Você precisa de otimização de séries temporais. Milhões de leituras de sensores, tick financeiros ou métricas de aplicativos por segundo, com consultas principalmente sobre intervalos de tempo, são melhor atendidas por um banco de dados de séries temporais desenvolvido especificamente para esse fim do que por um banco de dados relacional com uma coluna de carimbo de data/hora.
A realidade do uso de múltiplos bancos de dados
O mais importante a entender sobre a questão relacional versus NoSQL é que, na maioria dos sistemas maduros, não se trata de uma escolha do tipo “ou isso ou aquilo”. Sistemas em escala utilizam rotineiramente múltiplos bancos de dados, cada um escolhido para a carga de trabalho específica que atende.
PostgreSQL para o sistema de registro. Redis para cache de sessão e limitação de taxa. Elasticsearch para pesquisa de texto completo. InfluxDB para métricas de aplicativos. Cada banco de dados nessa pilha está fazendo o que faz de melhor, e a camada de aplicativos gerencia a consistência entre eles.
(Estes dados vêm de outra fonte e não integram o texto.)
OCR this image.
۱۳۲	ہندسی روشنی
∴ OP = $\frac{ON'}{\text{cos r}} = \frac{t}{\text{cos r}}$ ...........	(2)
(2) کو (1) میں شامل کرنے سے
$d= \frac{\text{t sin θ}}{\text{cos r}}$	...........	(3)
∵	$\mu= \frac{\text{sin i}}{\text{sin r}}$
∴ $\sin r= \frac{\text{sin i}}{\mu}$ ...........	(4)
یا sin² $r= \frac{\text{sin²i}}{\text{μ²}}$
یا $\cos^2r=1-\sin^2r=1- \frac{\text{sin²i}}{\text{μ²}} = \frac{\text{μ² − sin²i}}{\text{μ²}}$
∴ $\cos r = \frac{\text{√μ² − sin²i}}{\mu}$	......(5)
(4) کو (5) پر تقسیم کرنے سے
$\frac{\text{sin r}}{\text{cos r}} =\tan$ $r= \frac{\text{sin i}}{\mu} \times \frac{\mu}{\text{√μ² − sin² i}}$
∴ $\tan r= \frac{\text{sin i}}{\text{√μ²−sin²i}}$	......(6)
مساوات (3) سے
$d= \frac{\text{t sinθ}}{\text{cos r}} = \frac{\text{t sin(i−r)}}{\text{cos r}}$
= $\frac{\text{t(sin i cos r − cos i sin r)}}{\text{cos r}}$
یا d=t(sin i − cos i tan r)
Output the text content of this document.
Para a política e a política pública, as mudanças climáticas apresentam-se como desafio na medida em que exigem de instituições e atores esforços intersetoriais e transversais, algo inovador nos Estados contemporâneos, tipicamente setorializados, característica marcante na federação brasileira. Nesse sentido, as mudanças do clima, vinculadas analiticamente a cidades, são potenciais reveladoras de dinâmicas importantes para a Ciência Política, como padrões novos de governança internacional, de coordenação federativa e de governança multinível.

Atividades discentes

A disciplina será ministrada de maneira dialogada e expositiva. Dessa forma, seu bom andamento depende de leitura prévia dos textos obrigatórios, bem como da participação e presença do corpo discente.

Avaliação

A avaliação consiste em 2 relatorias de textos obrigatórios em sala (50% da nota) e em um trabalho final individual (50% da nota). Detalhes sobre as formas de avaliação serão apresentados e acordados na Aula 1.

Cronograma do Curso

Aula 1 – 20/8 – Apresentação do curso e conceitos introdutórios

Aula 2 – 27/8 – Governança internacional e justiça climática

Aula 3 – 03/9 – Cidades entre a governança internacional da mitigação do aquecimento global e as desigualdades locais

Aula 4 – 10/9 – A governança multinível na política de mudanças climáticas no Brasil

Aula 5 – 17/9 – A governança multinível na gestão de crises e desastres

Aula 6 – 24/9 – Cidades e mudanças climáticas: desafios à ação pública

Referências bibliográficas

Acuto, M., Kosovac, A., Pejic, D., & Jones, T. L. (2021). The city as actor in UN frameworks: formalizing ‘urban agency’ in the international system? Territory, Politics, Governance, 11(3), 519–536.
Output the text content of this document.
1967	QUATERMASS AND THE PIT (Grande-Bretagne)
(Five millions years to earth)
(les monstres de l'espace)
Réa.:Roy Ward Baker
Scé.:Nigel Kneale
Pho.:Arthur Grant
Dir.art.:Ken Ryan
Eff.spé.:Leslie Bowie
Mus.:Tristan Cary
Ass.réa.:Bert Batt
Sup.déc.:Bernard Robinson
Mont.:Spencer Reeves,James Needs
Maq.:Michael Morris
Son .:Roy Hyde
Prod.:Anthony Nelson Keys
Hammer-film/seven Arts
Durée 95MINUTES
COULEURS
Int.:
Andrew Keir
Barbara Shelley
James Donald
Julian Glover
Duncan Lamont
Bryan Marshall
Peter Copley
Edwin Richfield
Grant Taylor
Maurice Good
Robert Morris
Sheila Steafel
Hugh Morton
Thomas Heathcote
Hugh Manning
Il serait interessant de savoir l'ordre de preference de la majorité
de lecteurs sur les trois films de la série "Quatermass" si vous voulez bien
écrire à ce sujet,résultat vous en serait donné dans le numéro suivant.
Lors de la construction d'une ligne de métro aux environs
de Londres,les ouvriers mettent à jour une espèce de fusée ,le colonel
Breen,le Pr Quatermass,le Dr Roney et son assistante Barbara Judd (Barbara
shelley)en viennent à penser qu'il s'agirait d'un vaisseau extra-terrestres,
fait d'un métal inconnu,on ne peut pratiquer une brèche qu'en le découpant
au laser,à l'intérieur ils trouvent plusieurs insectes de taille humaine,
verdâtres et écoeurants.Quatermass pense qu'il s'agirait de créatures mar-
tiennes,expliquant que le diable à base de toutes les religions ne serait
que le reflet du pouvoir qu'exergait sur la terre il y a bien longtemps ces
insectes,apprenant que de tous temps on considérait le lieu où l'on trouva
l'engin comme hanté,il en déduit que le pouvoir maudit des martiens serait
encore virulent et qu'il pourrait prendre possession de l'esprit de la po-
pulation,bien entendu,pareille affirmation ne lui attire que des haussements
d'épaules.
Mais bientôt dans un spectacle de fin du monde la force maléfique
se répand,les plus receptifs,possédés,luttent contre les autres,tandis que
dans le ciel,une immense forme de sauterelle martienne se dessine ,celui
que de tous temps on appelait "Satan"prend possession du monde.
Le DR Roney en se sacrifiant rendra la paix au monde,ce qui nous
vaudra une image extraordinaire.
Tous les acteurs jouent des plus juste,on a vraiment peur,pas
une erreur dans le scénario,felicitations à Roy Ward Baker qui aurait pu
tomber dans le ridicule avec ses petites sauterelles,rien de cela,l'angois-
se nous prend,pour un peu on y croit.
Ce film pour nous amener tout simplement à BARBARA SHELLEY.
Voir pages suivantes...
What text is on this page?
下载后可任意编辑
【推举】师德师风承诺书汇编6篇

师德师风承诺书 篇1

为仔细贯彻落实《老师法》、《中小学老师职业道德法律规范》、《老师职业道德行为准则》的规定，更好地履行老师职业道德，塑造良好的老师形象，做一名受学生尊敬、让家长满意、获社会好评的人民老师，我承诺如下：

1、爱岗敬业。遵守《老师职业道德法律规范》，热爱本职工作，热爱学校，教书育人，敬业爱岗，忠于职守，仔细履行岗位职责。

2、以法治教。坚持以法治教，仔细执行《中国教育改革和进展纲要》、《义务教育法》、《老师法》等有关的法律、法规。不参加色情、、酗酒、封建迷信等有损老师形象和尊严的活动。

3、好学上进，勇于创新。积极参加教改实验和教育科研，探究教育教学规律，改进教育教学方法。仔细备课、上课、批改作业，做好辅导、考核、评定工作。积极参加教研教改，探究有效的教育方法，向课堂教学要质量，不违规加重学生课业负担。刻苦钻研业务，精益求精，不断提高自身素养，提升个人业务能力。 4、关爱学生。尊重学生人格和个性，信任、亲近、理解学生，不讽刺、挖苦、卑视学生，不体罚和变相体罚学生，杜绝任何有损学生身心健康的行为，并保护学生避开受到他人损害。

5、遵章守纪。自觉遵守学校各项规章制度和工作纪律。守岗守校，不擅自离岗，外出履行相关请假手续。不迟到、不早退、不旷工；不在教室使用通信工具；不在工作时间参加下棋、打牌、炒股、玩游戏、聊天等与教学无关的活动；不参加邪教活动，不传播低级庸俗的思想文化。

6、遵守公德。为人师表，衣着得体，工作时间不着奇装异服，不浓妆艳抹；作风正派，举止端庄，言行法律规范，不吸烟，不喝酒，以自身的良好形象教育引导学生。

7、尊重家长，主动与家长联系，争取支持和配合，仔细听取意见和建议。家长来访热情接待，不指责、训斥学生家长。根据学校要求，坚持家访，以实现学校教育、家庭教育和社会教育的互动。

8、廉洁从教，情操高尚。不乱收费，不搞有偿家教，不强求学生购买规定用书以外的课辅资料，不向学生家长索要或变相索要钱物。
O custo operacional dessa complexidade é real. Cada banco de dados adicional é mais um sistema para monitorar, fazer backup, escalar e entender. A disciplina de engenharia necessária para manter a consistência entre vários armazenamentos — lidando com cenários de falha em que uma gravação no PostgreSQL é bem-sucedida, mas a atualização subsequente no Elasticsearch falha — não é trivial.
O ponto de partida para quase todas as aplicações deve ser um único banco de dados relacional. Adicione armazenamentos especializados quando um requisito específico e bem compreendido não puder ser atendido sem eles. A diversificação prematura de bancos de dados é uma forma de otimização prematura: ela adiciona complexidade antes que você compreenda se essa complexidade é necessária.

Tomando a decisão
As perguntas que realmente importam ao escolher um banco de dados:
Quais são seus requisitos de consistência? Se a resposta para “o que acontece se um usuário ler dados desatualizados” for “isso é um problema sério”, você precisa de ACID. Se a resposta for “isso é um pouco incômodo, mas aceitável”, você tem opções.
Quais são seus padrões de consulta? Se você sabe exatamente como seus dados serão acessados e esse padrão de acesso é simples e de alto volume, você pode otimizar para ele. Se seus padrões de acesso são complexos ou não totalmente conhecidos, a flexibilidade do SQL é valiosa.
Qual é o seu volume de gravação? Para a grande maioria das aplicações, uma instância do PostgreSQL bem ajustada em hardware razoável lida com milhares de gravações por segundo sem dificuldade. Os casos em que isso é realmente insuficiente são mais raros do que o hype do NoSQL da década de 2010 sugeria.
Qual é a forma dos seus dados? Dados altamente uniformes e fortemente relacionados se encaixam bem no modelo relacional. Dados altamente variáveis e vagamente relacionados podem se encaixar melhor em um modelo de documento.
O que sua equipe sabe? A familiaridade operacional é importante. Uma equipe que conhece profundamente o PostgreSQL construirá um sistema mais confiável no PostgreSQL do que em um banco de dados NoSQL que está aprendendo, mesmo que o banco de dados NoSQL seja teoricamente mais adequado.
O banco de dados relacional sobreviveu a cinquenta anos de mudanças tecnológicas não porque seja sempre a melhor ferramenta, mas porque é um padrão excepcionalmente bom — flexível, confiável, bem compreendido e respaldado por décadas de conhecimento operacional. Desvie-se dele deliberadamente, com uma compreensão clara do que você ganha e do que abre mão.